2.  Don’t be a back seat driver! We all know the stress of encountering a back seat driver, Bill shares that he became what he calls a “front seat driver.” He says, “The most difficult thing I faced as a former driver is that I became a ‘front seat driver.’ My wife Lorraine is a very good driver with no accidents or tickets but it was getting used to her not driving the way I did that I had to adjust to. My comments ended up being about trivial things like how we held the steering wheel differently or how we would handle stop and go traffic. All of these things were completely unnecessary on my part and something I’ve had to overcome."
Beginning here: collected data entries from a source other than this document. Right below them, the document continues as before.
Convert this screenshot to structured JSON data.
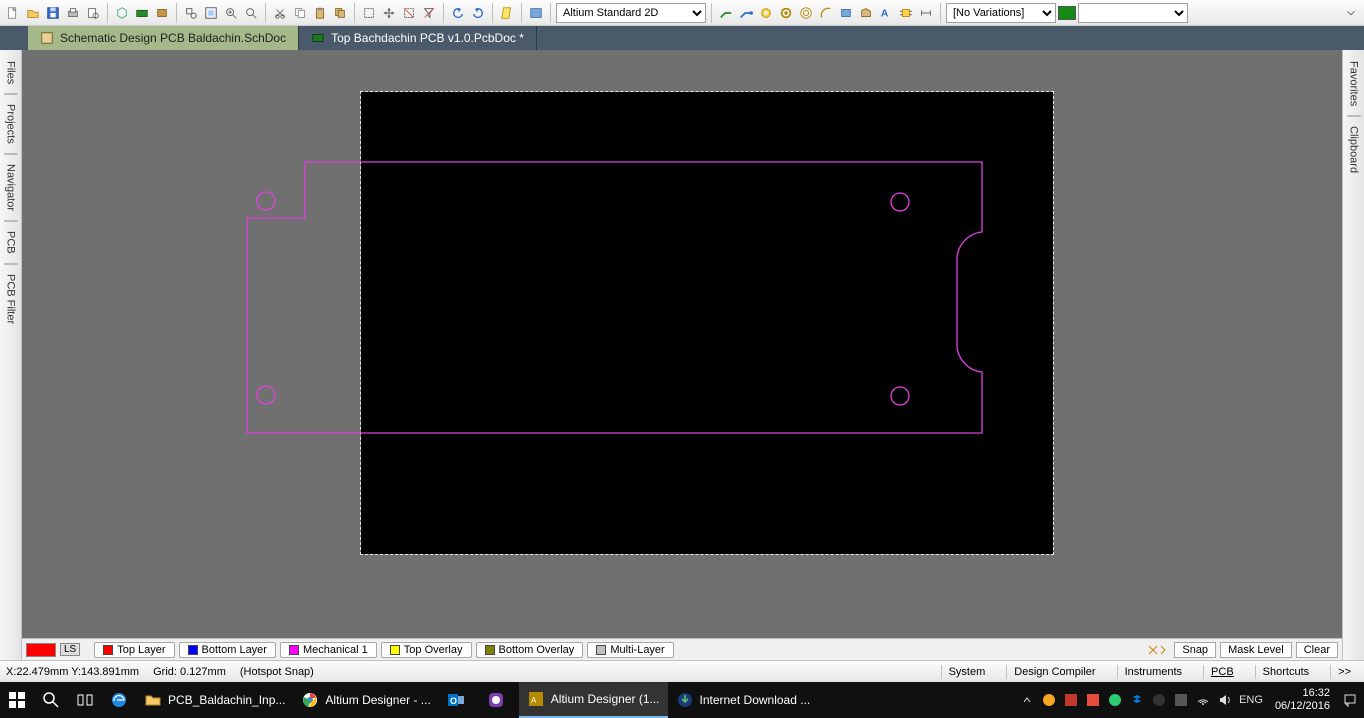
{
  "toolbar": {
    "view_mode": "Altium Standard 2D",
    "variation": "[No Variations]"
  },
  "document_tabs": [
    {
      "label": "Schematic Design PCB Baldachin.SchDoc",
      "active": false
    },
    {
      "label": "Top Bachdachin PCB v1.0.PcbDoc *",
      "active": true
    }
  ],
  "left_panels": [
    "Files",
    "Projects",
    "Navigator",
    "PCB",
    "PCB Filter"
  ],
  "right_panels": [
    "Favorites",
    "Clipboard"
  ],
  "layers": {
    "current_swatch": "#ff0000",
    "ls_label": "LS",
    "tabs": [
      {
        "label": "Top Layer",
        "color": "#ff0000"
      },
      {
        "label": "Bottom Layer",
        "color": "#0000ff"
      },
      {
        "label": "Mechanical 1",
        "color": "#ff00ff"
      },
      {
        "label": "Top Overlay",
        "color": "#ffff00"
      },
      {
        "label": "Bottom Overlay",
        "color": "#808000"
      },
      {
        "label": "Multi-Layer",
        "color": "#c0c0c0"
      }
    ],
    "right_buttons": {
      "snap": "Snap",
      "mask": "Mask Level",
      "clear": "Clear"
    }
  },
  "status": {
    "coords": "X:22.479mm Y:143.891mm",
    "grid": "Grid: 0.127mm",
    "snap": "(Hotspot Snap)",
    "buttons": [
      "System",
      "Design Compiler",
      "Instruments",
      "PCB",
      "Shortcuts",
      ">>"
    ]
  },
  "taskbar": {
    "items": [
      {
        "label": "PCB_Baldachin_Inp...",
        "icon": "folder"
      },
      {
        "label": "Altium Designer - ...",
        "icon": "chrome"
      },
      {
        "label": "",
        "icon": "outlook"
      },
      {
        "label": "",
        "icon": "viber"
      },
      {
        "label": "Altium Designer (1...",
        "icon": "altium",
        "active": true
      },
      {
        "label": "Internet Download ...",
        "icon": "idm"
      }
    ],
    "lang": "ENG",
    "time": "16:32",
    "date": "06/12/2016"
  }
}
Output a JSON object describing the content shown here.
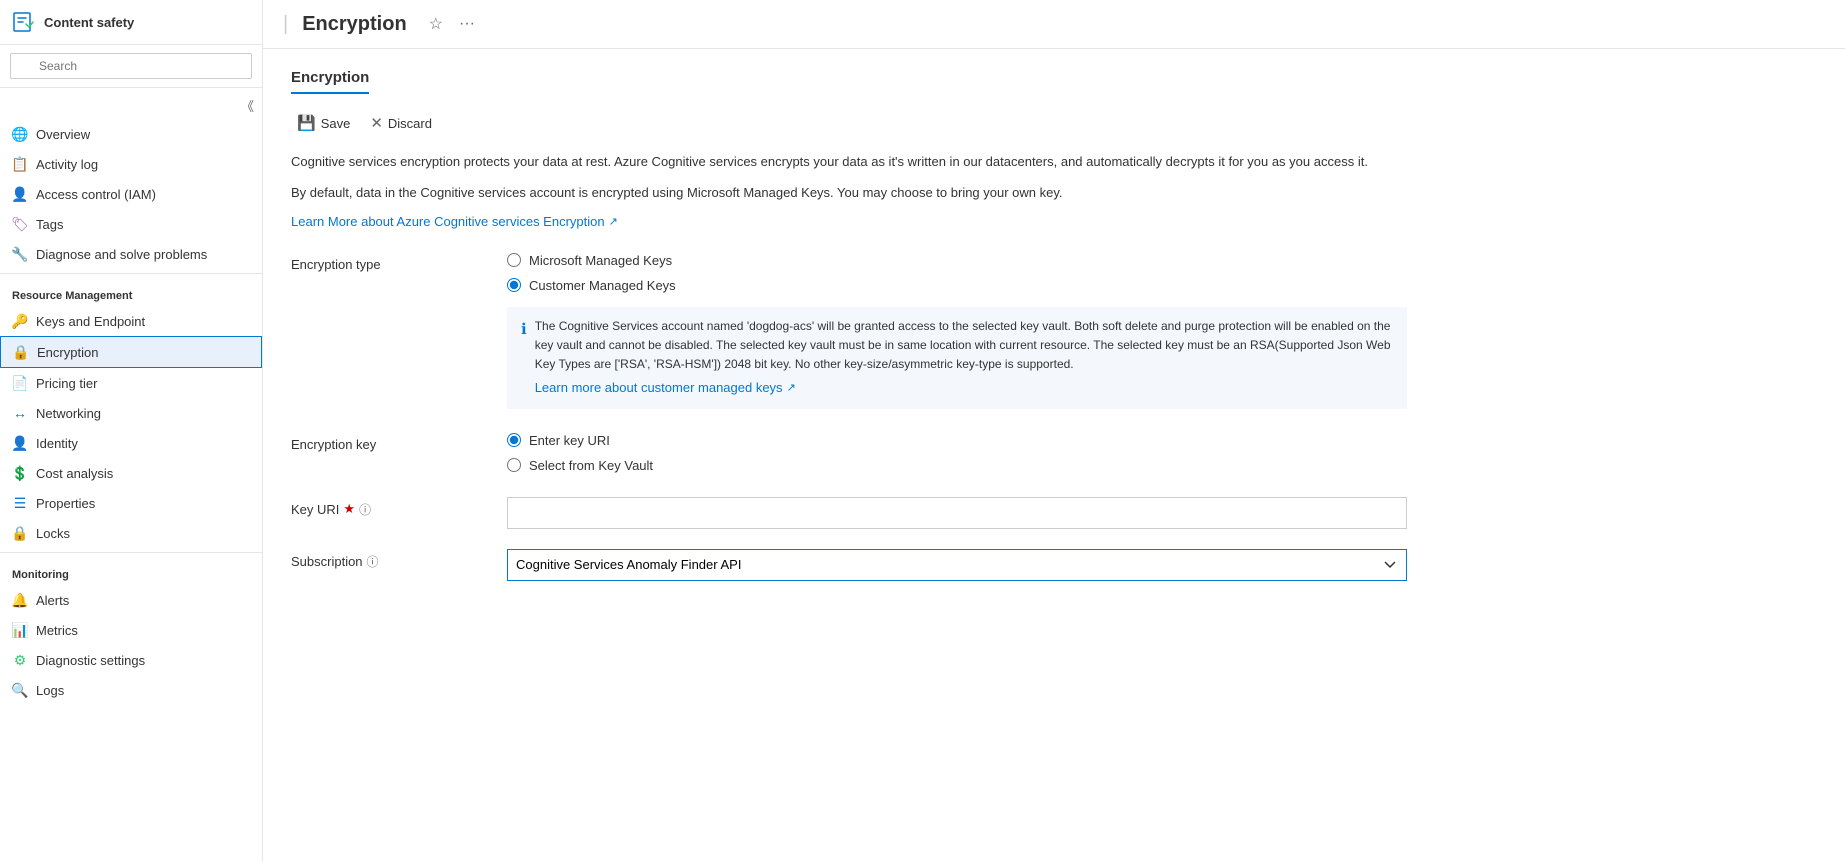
{
  "sidebar": {
    "logo_alt": "Content safety icon",
    "title": "Content safety",
    "search": {
      "placeholder": "Search"
    },
    "nav_items": [
      {
        "id": "overview",
        "label": "Overview",
        "icon": "🌐",
        "icon_color": "#17a",
        "active": false
      },
      {
        "id": "activity-log",
        "label": "Activity log",
        "icon": "📋",
        "icon_color": "#0078d4",
        "active": false
      },
      {
        "id": "access-control",
        "label": "Access control (IAM)",
        "icon": "👤",
        "icon_color": "#0078d4",
        "active": false
      },
      {
        "id": "tags",
        "label": "Tags",
        "icon": "🏷",
        "icon_color": "#9b59b6",
        "active": false
      },
      {
        "id": "diagnose",
        "label": "Diagnose and solve problems",
        "icon": "🔧",
        "icon_color": "#666",
        "active": false
      }
    ],
    "resource_management": {
      "label": "Resource Management",
      "items": [
        {
          "id": "keys-endpoint",
          "label": "Keys and Endpoint",
          "icon": "🔑",
          "icon_color": "#f0c000",
          "active": false
        },
        {
          "id": "encryption",
          "label": "Encryption",
          "icon": "🔒",
          "icon_color": "#e74c3c",
          "active": true
        },
        {
          "id": "pricing-tier",
          "label": "Pricing tier",
          "icon": "📄",
          "icon_color": "#0078d4",
          "active": false
        },
        {
          "id": "networking",
          "label": "Networking",
          "icon": "↔",
          "icon_color": "#0078d4",
          "active": false
        },
        {
          "id": "identity",
          "label": "Identity",
          "icon": "👤",
          "icon_color": "#0078d4",
          "active": false
        },
        {
          "id": "cost-analysis",
          "label": "Cost analysis",
          "icon": "💲",
          "icon_color": "#2ecc71",
          "active": false
        },
        {
          "id": "properties",
          "label": "Properties",
          "icon": "☰",
          "icon_color": "#0078d4",
          "active": false
        },
        {
          "id": "locks",
          "label": "Locks",
          "icon": "🔒",
          "icon_color": "#0078d4",
          "active": false
        }
      ]
    },
    "monitoring": {
      "label": "Monitoring",
      "items": [
        {
          "id": "alerts",
          "label": "Alerts",
          "icon": "🔔",
          "icon_color": "#2ecc71",
          "active": false
        },
        {
          "id": "metrics",
          "label": "Metrics",
          "icon": "📊",
          "icon_color": "#0078d4",
          "active": false
        },
        {
          "id": "diagnostic-settings",
          "label": "Diagnostic settings",
          "icon": "⚙",
          "icon_color": "#2ecc71",
          "active": false
        },
        {
          "id": "logs",
          "label": "Logs",
          "icon": "🔍",
          "icon_color": "#666",
          "active": false
        }
      ]
    }
  },
  "header": {
    "separator": "|",
    "title": "Encryption",
    "star_label": "Favorite",
    "more_label": "More"
  },
  "content": {
    "section_title": "Encryption",
    "toolbar": {
      "save_label": "Save",
      "discard_label": "Discard"
    },
    "description1": "Cognitive services encryption protects your data at rest. Azure Cognitive services encrypts your data as it's written in our datacenters, and automatically decrypts it for you as you access it.",
    "description2": "By default, data in the Cognitive services account is encrypted using Microsoft Managed Keys. You may choose to bring your own key.",
    "learn_more_link1": "Learn More about Azure Cognitive services Encryption",
    "encryption_type": {
      "label": "Encryption type",
      "options": [
        {
          "id": "microsoft-managed",
          "label": "Microsoft Managed Keys",
          "checked": false
        },
        {
          "id": "customer-managed",
          "label": "Customer Managed Keys",
          "checked": true
        }
      ],
      "info_text": "The Cognitive Services account named 'dogdog-acs' will be granted access to the selected key vault. Both soft delete and purge protection will be enabled on the key vault and cannot be disabled. The selected key vault must be in same location with current resource. The selected key must be an RSA(Supported Json Web Key Types are ['RSA', 'RSA-HSM']) 2048 bit key. No other key-size/asymmetric key-type is supported.",
      "learn_more_link2": "Learn more about customer managed keys"
    },
    "encryption_key": {
      "label": "Encryption key",
      "options": [
        {
          "id": "enter-key-uri",
          "label": "Enter key URI",
          "checked": true
        },
        {
          "id": "select-from-vault",
          "label": "Select from Key Vault",
          "checked": false
        }
      ]
    },
    "key_uri": {
      "label": "Key URI",
      "required": true,
      "placeholder": "",
      "info_tooltip": "Key URI tooltip"
    },
    "subscription": {
      "label": "Subscription",
      "info_tooltip": "Subscription tooltip",
      "value": "Cognitive Services Anomaly Finder API",
      "options": [
        "Cognitive Services Anomaly Finder API"
      ]
    }
  }
}
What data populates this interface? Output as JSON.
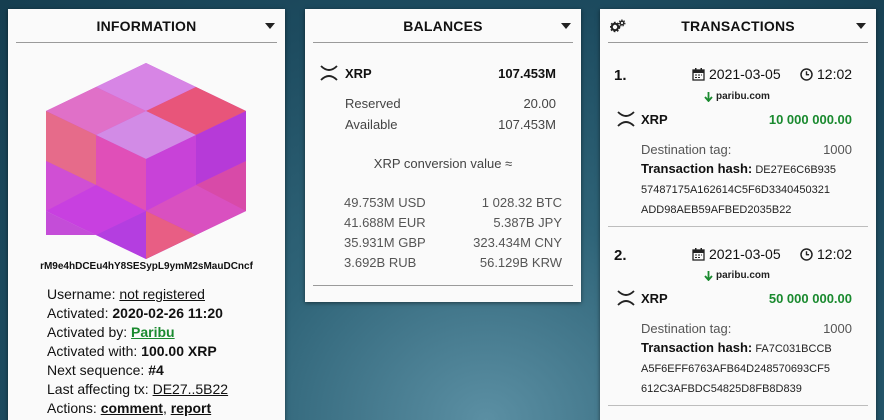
{
  "information": {
    "title": "INFORMATION",
    "address": "rM9e4hDCEu4hY8SESypL9ymM2sMauDCncf",
    "username_label": "Username:",
    "username_value": "not registered",
    "activated_label": "Activated:",
    "activated_value": "2020-02-26 11:20",
    "activated_by_label": "Activated by:",
    "activated_by_value": "Paribu",
    "activated_with_label": "Activated with:",
    "activated_with_value": "100.00 XRP",
    "next_seq_label": "Next sequence:",
    "next_seq_value": "#4",
    "last_tx_label": "Last affecting tx:",
    "last_tx_value": "DE27..5B22",
    "actions_label": "Actions:",
    "action_comment": "comment",
    "action_sep": ",",
    "action_report": "report"
  },
  "balances": {
    "title": "BALANCES",
    "currency": "XRP",
    "total": "107.453M",
    "reserved_label": "Reserved",
    "reserved_value": "20.00",
    "available_label": "Available",
    "available_value": "107.453M",
    "conversion_title": "XRP conversion value ≈",
    "conversions": [
      {
        "left": "49.753M USD",
        "right": "1 028.32 BTC"
      },
      {
        "left": "41.688M EUR",
        "right": "5.387B JPY"
      },
      {
        "left": "35.931M GBP",
        "right": "323.434M CNY"
      },
      {
        "left": "3.692B RUB",
        "right": "56.129B KRW"
      }
    ]
  },
  "transactions": {
    "title": "TRANSACTIONS",
    "items": [
      {
        "num": "1.",
        "date": "2021-03-05",
        "time": "12:02",
        "source": "paribu.com",
        "currency": "XRP",
        "amount": "10 000 000.00",
        "dest_tag_label": "Destination tag:",
        "dest_tag_value": "1000",
        "hash_label": "Transaction hash:",
        "hash_line1": "DE27E6C6B935",
        "hash_line2": "57487175A162614C5F6D3340450321",
        "hash_line3": "ADD98AEB59AFBED2035B22"
      },
      {
        "num": "2.",
        "date": "2021-03-05",
        "time": "12:02",
        "source": "paribu.com",
        "currency": "XRP",
        "amount": "50 000 000.00",
        "dest_tag_label": "Destination tag:",
        "dest_tag_value": "1000",
        "hash_label": "Transaction hash:",
        "hash_line1": "FA7C031BCCB",
        "hash_line2": "A5F6EFF6763AFB64D248570693CF5",
        "hash_line3": "612C3AFBDC54825D8FB8D839"
      }
    ]
  },
  "icons": {
    "xrp": "xrp-logo-icon",
    "calendar": "calendar-icon",
    "clock": "clock-icon",
    "arrow": "arrow-down-icon",
    "gears": "gears-icon",
    "caret": "caret-down-icon"
  },
  "colors": {
    "green": "#1a8a2f",
    "identicon_magenta": "#c43cdc",
    "identicon_pink": "#e8557a"
  }
}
Lorraine agrees, “It's been a challenge to have a person in the front seat all the time and adjusting to any anxiety they may have about their safety or change in driving style.”

3.  
Bring something to read. Bill strongly recommends bringing something to read for the ride, “When you’re reading, you don't see things that your driver does and you won’t be tempted to say, ‘Watch this guy on your right!’ or ‘How long do you plan staying in this left lane?’ things that will only stress out your spouse.”

4.  
Schedule time apart. If you’re the driver, schedule alone time in the car once in a while. Lorraine shares, “One thing that I do really miss is time alone in the car. It's heaven to head out on your own and I loved that but I don’t want to hurt Bill’s feelings so I now schedule some shopping trips on my own.” Don’t feel badly about taking the time you need. Have a conversation about it so you each can articulate your needs. If this is a sticking point, plan it so that your non-driving partner has something to do while you’re out on your own.

5.  
Be sensitive. Lorraine shares, “Be sensitive as the only driver and aware that your spouse has really given up control and that's hard for anyone to have to do, no matter the reason. Do everything you can to ease their frustration and anxiety if you’re able. Be patient, remember that we would all like to drive as long as possible.”